Children respond to modeling. If you don’t eat your veggies, there’s a good chance your child won’t either. Don’t prepare separate meals for you and your child—sit down and eat the same food together. Show your picky eaters that you enjoy the tricky foods. Additionally, preparing food in a variety of ways can help a child branch out to new foods. If they hate raw carrots, try steaming them. (Worried about how this will affect the nutrient content of your food? Read up on the effects of cooking on vegetables!)

6 Tips to Make Feeding Your Fussy Eater Easier

If you’re looking for a variety of simple, actionable items to try to get your child to eat, look no further. Give these six tips a try!

  1. Give your child options: As children grow and develop, their sense of autonomy grows, too. This means kids may want more say in what foods they eat. Obviously a four-year-old boy shouldn’t have full control of his diet, but you can indulge his budding sense of autonomy by providing options. If you’re struggling to get your kids to eat carrots, it might not be about the carrots. It might be about the children’s sense of autonomy and control. Instead of forcing them to eat a carrot, provide two healthy options and ask which they’d prefer. Sometimes a question as simple as “Do you want carrots or green beans tonight?” can solve the problem.

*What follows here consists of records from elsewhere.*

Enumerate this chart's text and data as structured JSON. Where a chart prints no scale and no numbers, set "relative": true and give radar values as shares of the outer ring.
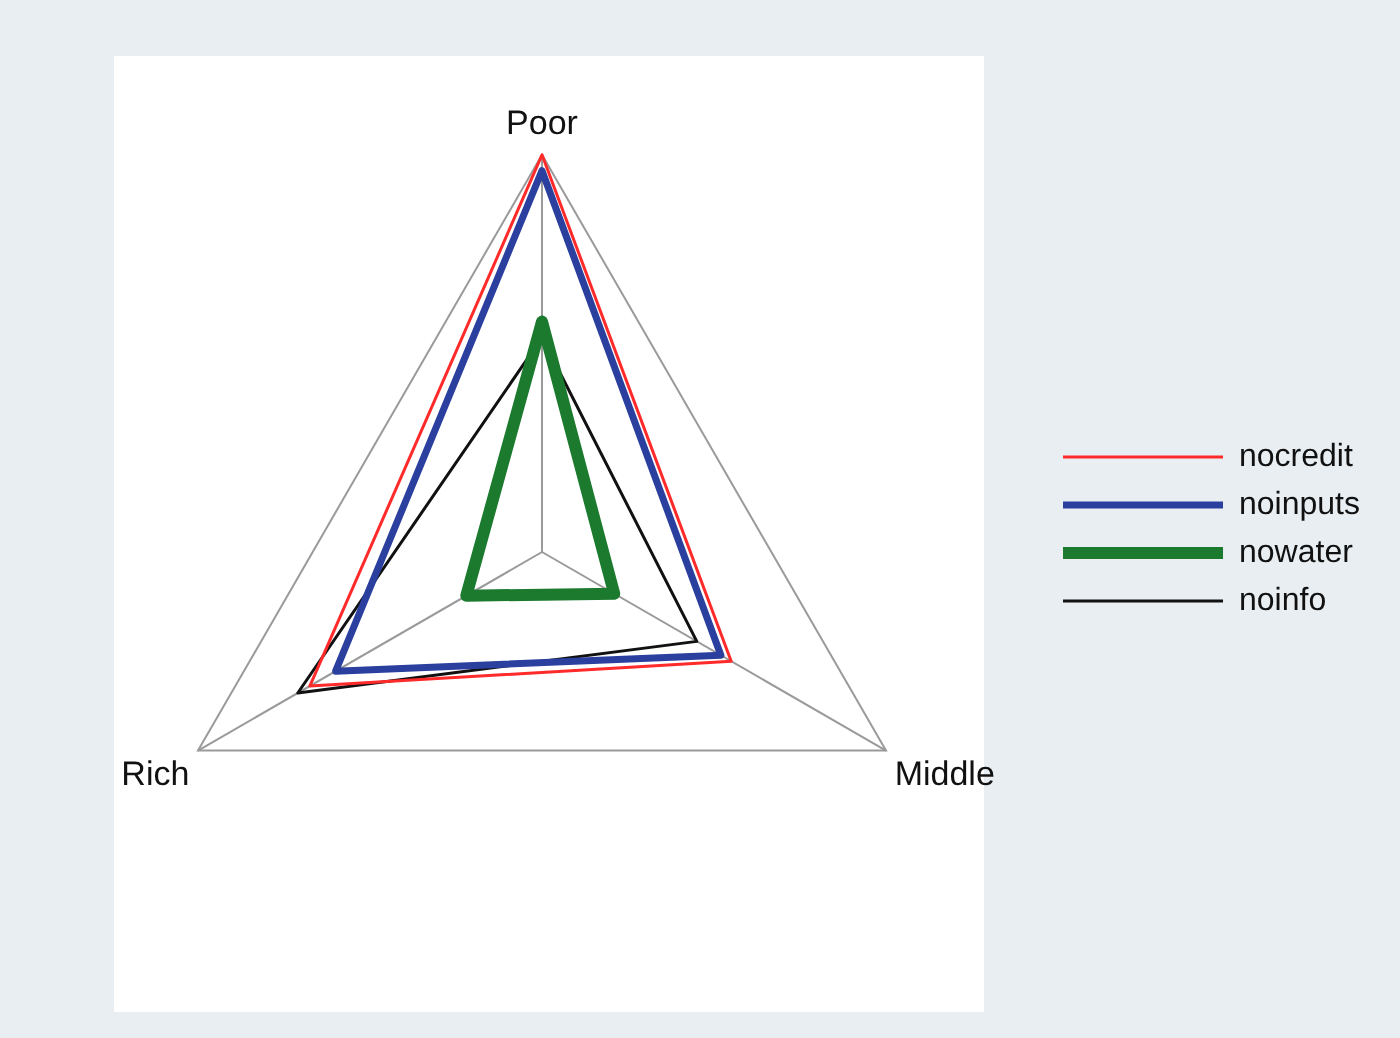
{
  "chart_data": {
    "type": "radar",
    "relative": true,
    "categories": [
      "Poor",
      "Middle",
      "Rich"
    ],
    "series": [
      {
        "name": "nocredit",
        "color": "#ff2a2a",
        "values": [
          1.0,
          0.55,
          0.675
        ]
      },
      {
        "name": "noinputs",
        "color": "#2b3f9e",
        "values": [
          0.96,
          0.52,
          0.6
        ]
      },
      {
        "name": "nowater",
        "color": "#1b7a2e",
        "values": [
          0.58,
          0.21,
          0.22
        ]
      },
      {
        "name": "noinfo",
        "color": "#111111",
        "values": [
          0.54,
          0.45,
          0.71
        ]
      }
    ],
    "legend": "right",
    "grid": true,
    "marker": "none"
  }
}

  2. Don’t prepare separate meals: As mentioned above, children look up to their parents for modeled behavior. Don’t give in if your child sees a meal you’ve prepared and demands something else. Sit down to eat the meal together. As they watch you eat and enjoy the food, your picky eaters might decide to do the same. Again, be sure to allow for choices within the meal—peas vs. broccoli, for example—but don’t simply let kids opt out and choose a different meal entirely.

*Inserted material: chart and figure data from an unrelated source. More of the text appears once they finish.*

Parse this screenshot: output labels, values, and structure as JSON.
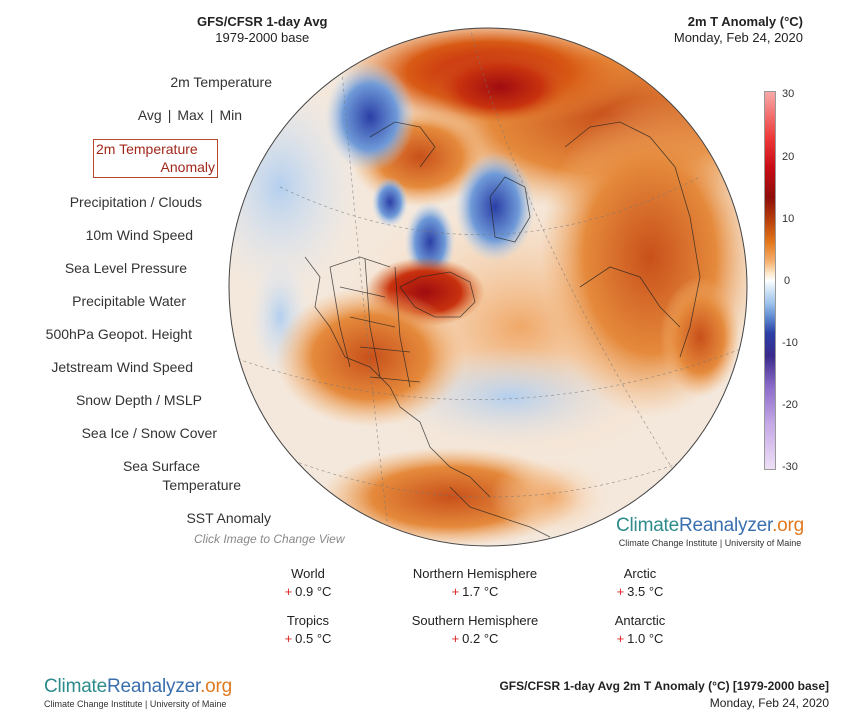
{
  "header": {
    "left_title": "GFS/CFSR 1-day Avg",
    "left_subtitle": "1979-2000 base",
    "right_title": "2m T Anomaly (°C)",
    "right_subtitle": "Monday, Feb 24, 2020"
  },
  "menu": {
    "temperature": "2m Temperature",
    "avg": "Avg",
    "max": "Max",
    "min": "Min",
    "separator": "|",
    "anomaly_line1": "2m Temperature",
    "anomaly_line2": "Anomaly",
    "precip": "Precipitation / Clouds",
    "wind": "10m Wind Speed",
    "slp": "Sea Level Pressure",
    "pwat": "Precipitable Water",
    "geopot": "500hPa Geopot. Height",
    "jetstream": "Jetstream Wind Speed",
    "snow": "Snow Depth / MSLP",
    "seaice": "Sea Ice / Snow Cover",
    "sst_line1": "Sea Surface",
    "sst_line2": "Temperature",
    "sst_anomaly": "SST Anomaly",
    "hint": "Click Image to Change View"
  },
  "colorbar": {
    "labels": [
      "30",
      "20",
      "10",
      "0",
      "-10",
      "-20",
      "-30"
    ]
  },
  "brand": {
    "part1": "Climate",
    "part2": "Reanalyzer",
    "part3": ".org",
    "subtitle": "Climate Change Institute | University of Maine"
  },
  "stats": {
    "world": {
      "label": "World",
      "sign": "+",
      "value": "0.9 °C"
    },
    "nh": {
      "label": "Northern Hemisphere",
      "sign": "+",
      "value": "1.7 °C"
    },
    "arctic": {
      "label": "Arctic",
      "sign": "+",
      "value": "3.5 °C"
    },
    "tropics": {
      "label": "Tropics",
      "sign": "+",
      "value": "0.5 °C"
    },
    "sh": {
      "label": "Southern Hemisphere",
      "sign": "+",
      "value": "0.2 °C"
    },
    "antarctic": {
      "label": "Antarctic",
      "sign": "+",
      "value": "1.0 °C"
    }
  },
  "footer": {
    "title": "GFS/CFSR 1-day Avg 2m T Anomaly (°C) [1979-2000 base]",
    "date": "Monday, Feb 24, 2020"
  }
}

  3. Establish and maintain routines: Children thrive in an environment with established routines—and mealtime is no exception. A lot of picky eating can be attributed to children avoiding the unfamiliar. Trying new foods and branching out is stressful enough for young children, so try to make the rest of their eating experience predictable and consistent. Set aside blocks of time each day specifically for meals. Be consistent in when and where you and your children eat.

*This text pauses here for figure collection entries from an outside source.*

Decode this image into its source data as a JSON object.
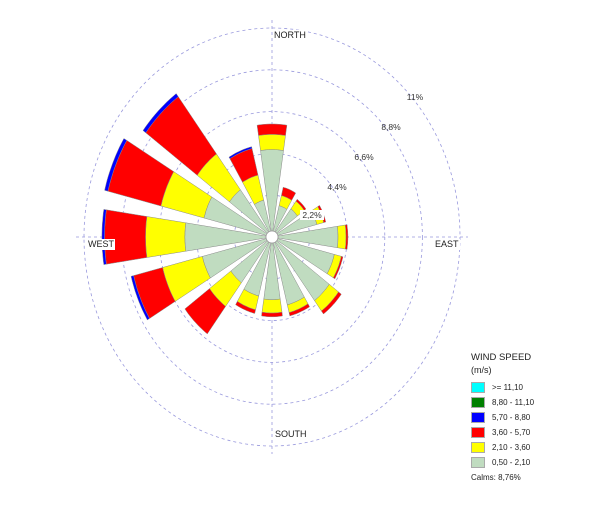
{
  "chart_data": {
    "type": "wind-rose",
    "directions": [
      "N",
      "NNE",
      "NE",
      "ENE",
      "E",
      "ESE",
      "SE",
      "SSE",
      "S",
      "SSW",
      "SW",
      "WSW",
      "W",
      "WNW",
      "NW",
      "NNW"
    ],
    "cardinal_labels": {
      "north": "NORTH",
      "east": "EAST",
      "south": "SOUTH",
      "west": "WEST"
    },
    "radial_ticks": [
      "2,2%",
      "4,4%",
      "6,6%",
      "8,8%",
      "11%"
    ],
    "radial_values": [
      2.2,
      4.4,
      6.6,
      8.8,
      11
    ],
    "rmax": 11,
    "grid": true,
    "legend_position": "bottom-right",
    "legend_title": "WIND SPEED",
    "legend_unit": "(m/s)",
    "bins": [
      {
        "label": "0,50 - 2,10",
        "color": "#c0dcc0"
      },
      {
        "label": "2,10 - 3,60",
        "color": "#ffff00"
      },
      {
        "label": "3,60 - 5,70",
        "color": "#ff0000"
      },
      {
        "label": "5,70 - 8,80",
        "color": "#0000ff"
      },
      {
        "label": "8,80 - 11,10",
        "color": "#008000"
      },
      {
        "label": ">= 11,10",
        "color": "#00ffff"
      }
    ],
    "cumulative_percent": [
      [
        4.6,
        5.4,
        5.95,
        5.95,
        5.95,
        5.95
      ],
      [
        1.7,
        2.25,
        2.7,
        2.7,
        2.7,
        2.7
      ],
      [
        1.85,
        2.35,
        2.47,
        2.47,
        2.47,
        2.47
      ],
      [
        2.7,
        3.12,
        3.24,
        3.24,
        3.24,
        3.24
      ],
      [
        3.86,
        4.33,
        4.44,
        4.44,
        4.44,
        4.44
      ],
      [
        3.76,
        4.18,
        4.28,
        4.28,
        4.28,
        4.28
      ],
      [
        4.17,
        4.85,
        5.05,
        5.05,
        5.05,
        5.05
      ],
      [
        3.68,
        4.1,
        4.28,
        4.28,
        4.28,
        4.28
      ],
      [
        3.3,
        4.0,
        4.2,
        4.2,
        4.2,
        4.2
      ],
      [
        3.2,
        3.95,
        4.15,
        4.15,
        4.15,
        4.15
      ],
      [
        3.0,
        4.55,
        6.35,
        6.35,
        6.35,
        6.35
      ],
      [
        4.2,
        6.6,
        8.35,
        8.5,
        8.5,
        8.5
      ],
      [
        5.1,
        7.4,
        9.8,
        9.95,
        9.95,
        9.95
      ],
      [
        4.1,
        6.7,
        9.9,
        10.1,
        10.1,
        10.1
      ],
      [
        3.1,
        5.45,
        9.2,
        9.4,
        9.4,
        9.4
      ],
      [
        2.0,
        3.36,
        4.8,
        4.9,
        4.9,
        4.9
      ]
    ],
    "calms": "Calms: 8,76%",
    "grid_color": "#9999dd"
  }
}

  4. Be patient and don’t force it: If your child refuses to eat broccoli, they probably won’t wake up one day and miraculously love it. Acquiring the taste will take time and repeated exposure. This might mean your child chews up a piece of broccoli only to spit it out—and there’s nothing wrong with that! Give picky eaters time to adjust to new foods and keep giving them opportunities to try the different items.
  5. Mix it up: While repeated exposure is one way to help a child eat a food, this doesn’t mean you should only prepare that food until they like it. If your child hates raw bell peppers, for example, don’t try to feed them raw bell peppers every night. Remember, their aversion might be rooted in texture. Mix up your preparation and try grilling or sauteing. And, let’s be honest, bell peppers aren’t the only healthy food out there. Don’t be afraid to give it a break and serve your child other nutritious foods—maybe carrots, broccoli, or green beans.
  6. Give feeding therapy a try: If you have an extremely picky eater or a child with sensory food aversion, feeding therapy is also an option to consider. Feeding therapy is especially helpful for children with strong bodily aversions to food—in other words, kids who gag, cough, spit, or choke when eating foods they don’t like. Although it shouldn’t be your first solution, feeding therapy can be a great way to help your child enjoy eating when all else fails.